Après cela, nous avons suivi Cambridge Terrace jusqu’au bord de l’Avon avant de gagner Hagley Parle et les jardins botaniques. Anita s’est trouvé une place au soleil d’où elle pouvait observer les oiseaux et elle s’est mise à son tricot. Pendant un très long moment, nous n’avons pas dit un mot. Nous étions peut-être là depuis une demi-heure quand son téléphone a sonné. Elle l’a extrait de son panier de tricot et a porté le bouton récepteur à son oreille.

— Oui ?… Oui, merci. C’est tout.

Elle a raccroché sans même me dire qui l’avait appelée. Privilège de rang. Mais elle m’a quand même posé une première question :

— Dis-moi, Marjorie, est-ce que tu éprouves quelquefois du regret ? Ou bien un sentiment de culpabilité ?

— Oui, parfois… Pourquoi ?

Je cherchais vainement dans mes souvenirs quelque occasion où j’aurais pu blesser Anita.

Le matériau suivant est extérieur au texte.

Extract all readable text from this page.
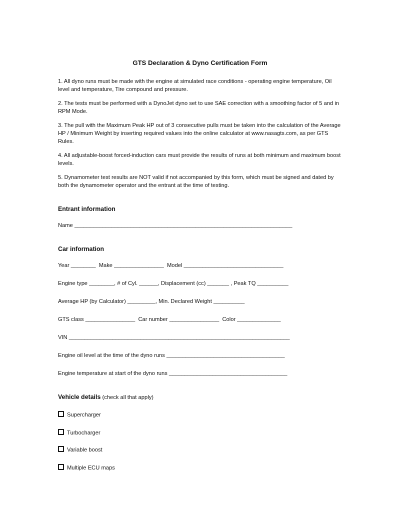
GTS Declaration & Dyno Certification Form

1. All dyno runs must be made with the engine at simulated race conditions - operating engine temperature, Oil level and temperature, Tire compound and pressure.

2. The tests must be performed with a DynoJet dyno set to use SAE correction with a smoothing factor of 5 and in RPM Mode.

3. The pull with the Maximum Peak HP out of 3 consecutive pulls must be taken into the calculation of the Average HP / Minimum Weight by inserting required values into the online calculator at www.nasagts.com, as per GTS Rules.

4. All adjustable-boost forced-induction cars must provide the results of runs at both minimum and maximum boost levels.

5. Dynamometer test results are NOT valid if not accompanied by this form, which must be signed and dated by both the dynamometer operator and the entrant at the time of testing.

Entrant information

Name ______________________________________________________________________

Car information

Year ________  Make ________________  Model ________________________________

Engine type ________, # of Cyl. ______, Displacement (cc) _______ , Peak TQ __________

Average HP (by Calculator) _________, Min. Declared Weight __________

GTS class ________________  Car number ________________  Color ______________

VIN _______________________________________________________________________

Engine oil level at the time of the dyno runs ______________________________________

Engine temperature at start of the dyno runs ______________________________________

Vehicle details (check all that apply)

Supercharger

Turbocharger

Variable boost

Multiple ECU maps
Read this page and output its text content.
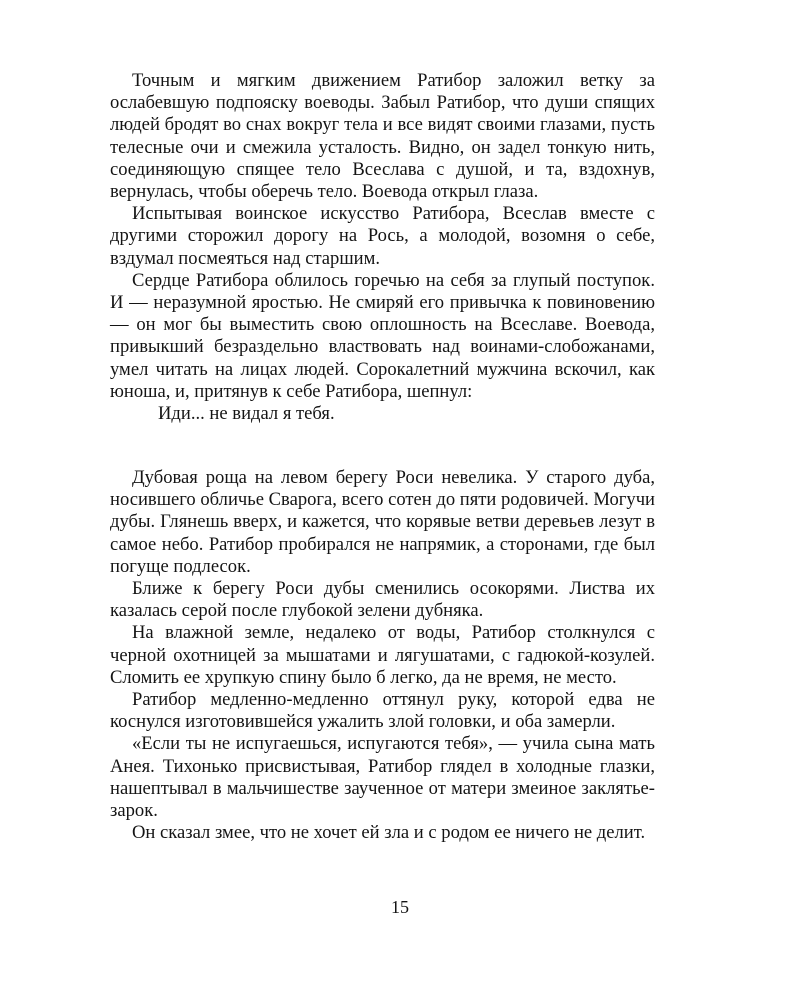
Точным и мягким движением Ратибор заложил ветку за ослабевшую подпояску воеводы. Забыл Ратибор, что души спящих людей бродят во снах вокруг тела и все видят своими глазами, пусть телесные очи и смежила усталость. Видно, он задел тонкую нить, соединяющую спящее тело Всеслава с душой, и та, вздохнув, вернулась, чтобы оберечь тело. Воевода открыл глаза.

Испытывая воинское искусство Ратибора, Всеслав вместе с другими сторожил дорогу на Рось, а молодой, возомня о себе, вздумал посмеяться над старшим.

Сердце Ратибора облилось горечью на себя за глупый поступок. И — неразумной яростью. Не смиряй его привычка к повиновению — он мог бы выместить свою оплошность на Всеславе. Воевода, привыкший безраздельно властвовать над воинами-слобожанами, умел читать на лицах людей. Сорокалетний мужчина вскочил, как юноша, и, притянув к себе Ратибора, шепнул:

Иди... не видал я тебя.

Дубовая роща на левом берегу Роси невелика. У старого дуба, носившего обличье Сварога, всего сотен до пяти родовичей. Могучи дубы. Глянешь вверх, и кажется, что корявые ветви деревьев лезут в самое небо. Ратибор пробирался не напрямик, а сторонами, где был погуще подлесок.

Ближе к берегу Роси дубы сменились осокорями. Листва их казалась серой после глубокой зелени дубняка.

На влажной земле, недалеко от воды, Ратибор столкнулся с черной охотницей за мышатами и лягушатами, с гадюкой-козулей. Сломить ее хрупкую спину было б легко, да не время, не место.

Ратибор медленно-медленно оттянул руку, которой едва не коснулся изготовившейся ужалить злой головки, и оба замерли.

«Если ты не испугаешься, испугаются тебя», — учила сына мать Анея. Тихонько присвистывая, Ратибор глядел в холодные глазки, нашептывал в мальчишестве заученное от матери змеиное заклятье-зарок.

Он сказал змее, что не хочет ей зла и с родом ее ничего не делит.

15
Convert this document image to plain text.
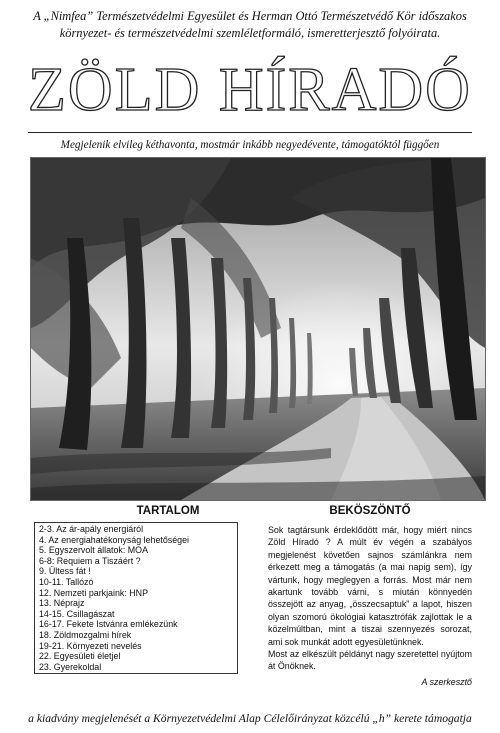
A „Nimfea” Természetvédelmi Egyesület és Herman Ottó Természetvédő Kör időszakos
környezet- és természetvédelmi szemléletformáló, ismeretterjesztő folyóirata.
ZÖLD HÍRADÓ
Megjelenik elvileg kéthavonta, mostmár inkább negyedévente, támogatóktól függően
TARTALOM
2-3. Az ár-apály energiáról
4. Az energiahatékonyság lehetőségei
5. Egyszervolt állatok: MOA
6-8: Requiem a Tiszáért ?
9. Ültess fát !
10-11. Tallózó
12. Nemzeti parkjaink: HNP
13. Néprajz
14-15. Csillagászat
16-17. Fekete Istvánra emlékezünk
18. Zöldmozgalmi hírek
19-21. Környezeti nevelés
22. Egyesületi életjel
23. Gyerekoldal
BEKÖSZÖNTŐ

Sok tagtársunk érdeklődött már, hogy miért nincs Zöld Híradó ? A múlt év végén a szabályos megjelenést követően sajnos számlánkra nem érkezett meg a támogatás (a mai napig sem), így vártunk, hogy meglegyen a forrás. Most már nem akartunk tovább várni, s miután könnyedén összejött az anyag, „összecsaptuk” a lapot, hiszen olyan szomorú ökológiai katasztrófák zajlottak le a közelmúltban, mint a tiszai szennyezés sorozat, ami sok munkát adott egyesületünknek.

Most az elkészült példányt nagy szeretettel nyújtom át Önöknek.

A szerkesztő
a kiadvány megjelenését a Környezetvédelmi Alap Célelőirányzat közcélú „h” kerete támogatja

— Mais tu n’as pas cessé de nous tromper, de nous trahir…

— Quoi ?

— Ne fais pas l’innocente. Je n’ai encore jamais eu l’occasion d’affronter une créature qui ne relevait pas des lois du Seigneur… Et je ne suis pas sûre que les concepts de culpabilité ou de péché te soient accessibles. Mais je suppose que cela n’a plus aucune importance, à présent que tu es démasquée. La famille exige l’annulation immédiate. Brian va consulter Mr. Justice Ridgley aujourd’hui même.

— Mais sur quelle base ? ai-je demandé, très roide. Je n’ai commis aucun forfait.

— Mais si. Tu as oublié que, selon la loi, un non-humain ne peut contracter un mariage avec des êtres humains.

8

Une heure plus tard, j’ai pris la navette d’Auckland et eu le temps de réfléchir à mon coup de folie.

Durant près de trois mois, depuis le soir où j’avais eu cette discussion avec le Patron, pour la première fois je m’étais sentie « à l’aise » dans mon identité humaine. Il m’avait dit que j’étais « aussi humaine qu’Ève » et que je pouvais très bien dire à n’importe qui que j’étais un EA du moment que personne ne me croirait.

Le Patron n’était pas loin d’avoir raison. Mais il avait compté sans mes efforts désespérés pour prouver que je n’étais pas « humaine » selon la loi néo-zélandaise.